Réforme de la SNCF et histoire des chemins de fer

A la suite de la nième réforme de la SNCF sur la longue route de sa privatisation (pourquoi d’ailleurs ne pose-t-on jamais carrément la question?), je suis tombé sur quelques références intéressantes sur la période de fondation de l’entreprise nationale par excellence, la SNCF.

Tout d’abord, une publication de socio, sur le sujet de l’attrait pour la privatisation du train en France. L’auteur y rappelle que la SNCF n’a jamais été une administration ou un pur service public sans obligation marchande, et ce, dès sa création (une création par nationalisation consensuelle et non punitive).

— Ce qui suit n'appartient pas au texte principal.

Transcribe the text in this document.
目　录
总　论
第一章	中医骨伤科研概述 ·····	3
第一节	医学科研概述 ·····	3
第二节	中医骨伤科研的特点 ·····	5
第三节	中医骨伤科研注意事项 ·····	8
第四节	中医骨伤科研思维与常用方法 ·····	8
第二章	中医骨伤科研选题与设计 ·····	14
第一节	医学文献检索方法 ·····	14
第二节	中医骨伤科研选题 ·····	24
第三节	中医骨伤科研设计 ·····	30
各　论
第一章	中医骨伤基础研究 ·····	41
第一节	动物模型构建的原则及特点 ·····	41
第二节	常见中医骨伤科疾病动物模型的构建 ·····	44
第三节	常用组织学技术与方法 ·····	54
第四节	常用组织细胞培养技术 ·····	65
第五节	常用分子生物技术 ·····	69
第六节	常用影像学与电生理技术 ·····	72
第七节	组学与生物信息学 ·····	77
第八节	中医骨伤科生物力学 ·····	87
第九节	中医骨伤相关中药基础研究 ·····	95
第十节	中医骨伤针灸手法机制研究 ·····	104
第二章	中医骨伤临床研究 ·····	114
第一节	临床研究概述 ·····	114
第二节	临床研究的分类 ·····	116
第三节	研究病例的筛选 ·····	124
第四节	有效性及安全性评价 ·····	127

Dès les années 50, la SNCF fait du benchmarking avec les sociétés ferroviaires américaines ou japonaises. Les fermetures de lignes commencent dès la création (-10%) puis se poursuit dans les années 60 (-50% par rapport à 1938…) ne laissant quasiment que le réseau en étoile que l’on connaît.

Une autre publication, sur l’ancêtre de la CFTA/Véolia environnement, nous donne une information intéressante sur l’état de santé des lignes secondaires en 1912 (avant la création de la SNCF donc, et avant la concurrence de la voiture): leur rentabilité était de 1.2%! Autant dire que le problème de « la ligne de train gouffre financier » ne date pas d’aujourd’hui… Que faisaient donc les acteurs économiques (privés) de l’époque pour compenser ces pertes? Appel à l’État, de façon régulière et massive, à travers des « garanties d’intérêt », c’est à dire des versements d’argent public (ici plus de 4M de francs or pour 1911, sur un bilan de 109M, soit un peu moins de 4%).

Pourquoi alors faire des trains? Parce que l’intérêt social du système ferroviaire dépasse de loin la stricte rentabilité (ou non) des lignes elles-mêmes. On pourrait aujourd’hui parler de réchauffement climatique et d’objectifs d’émissions de CO2, domaine dans lequel l’action européenne est d’une nullité achevée, mais avant la création de la SNCF, on pensait aménagement du territoire. Exemple avec la compagnie du midi, qui, de 1852 à 1937, participe à l’aménagement des landes, à la commercialisation du vin, en suscitant largement la création des chambres d’agricultures et de commerce, produit du naissain d’huîtres, réempoissonne des lacs et des étangs (Thau), promeut l’augmentation de la production agricole, la création de coopérative, créée un « cluster » pour l’économie des Pyrénées (rassemblement universitaire, notables et entreprises pour la croissance de l’économie de l’époque), expose du matériel agricole dans ses gares, produit de l’électricité (341KWh en 1937), lance le développement de la station balnéaire d’Arcachon (qui est revendue ensuite….) puis des stations de Cauterêts, Font-Romeu, SuperBagnères et Eaux-bonnes, construit la route du Tourmalet au pic du midi… alors même que la Compagnie du Midi est, à l’époque, une société purement privée.

Bref, l’état d’esprit « service public » dans le ferroviaire date de bien avant la SNCF, et il me semble possible qu’il ait été plus malmené durant les années de règne de celle-ci que durant le siècle de gestion par concession régulée au privé entre 1830 et 1938. En tout cas, il est bien loin de l’esprit de la réforme Macron, à laquelle il ne survivra que s’il est porté à nouveau par des volontés locales comme celle des fondateurs de la société du Midi. L’Auvergne n’en prend clairement pas le chemin, hélas.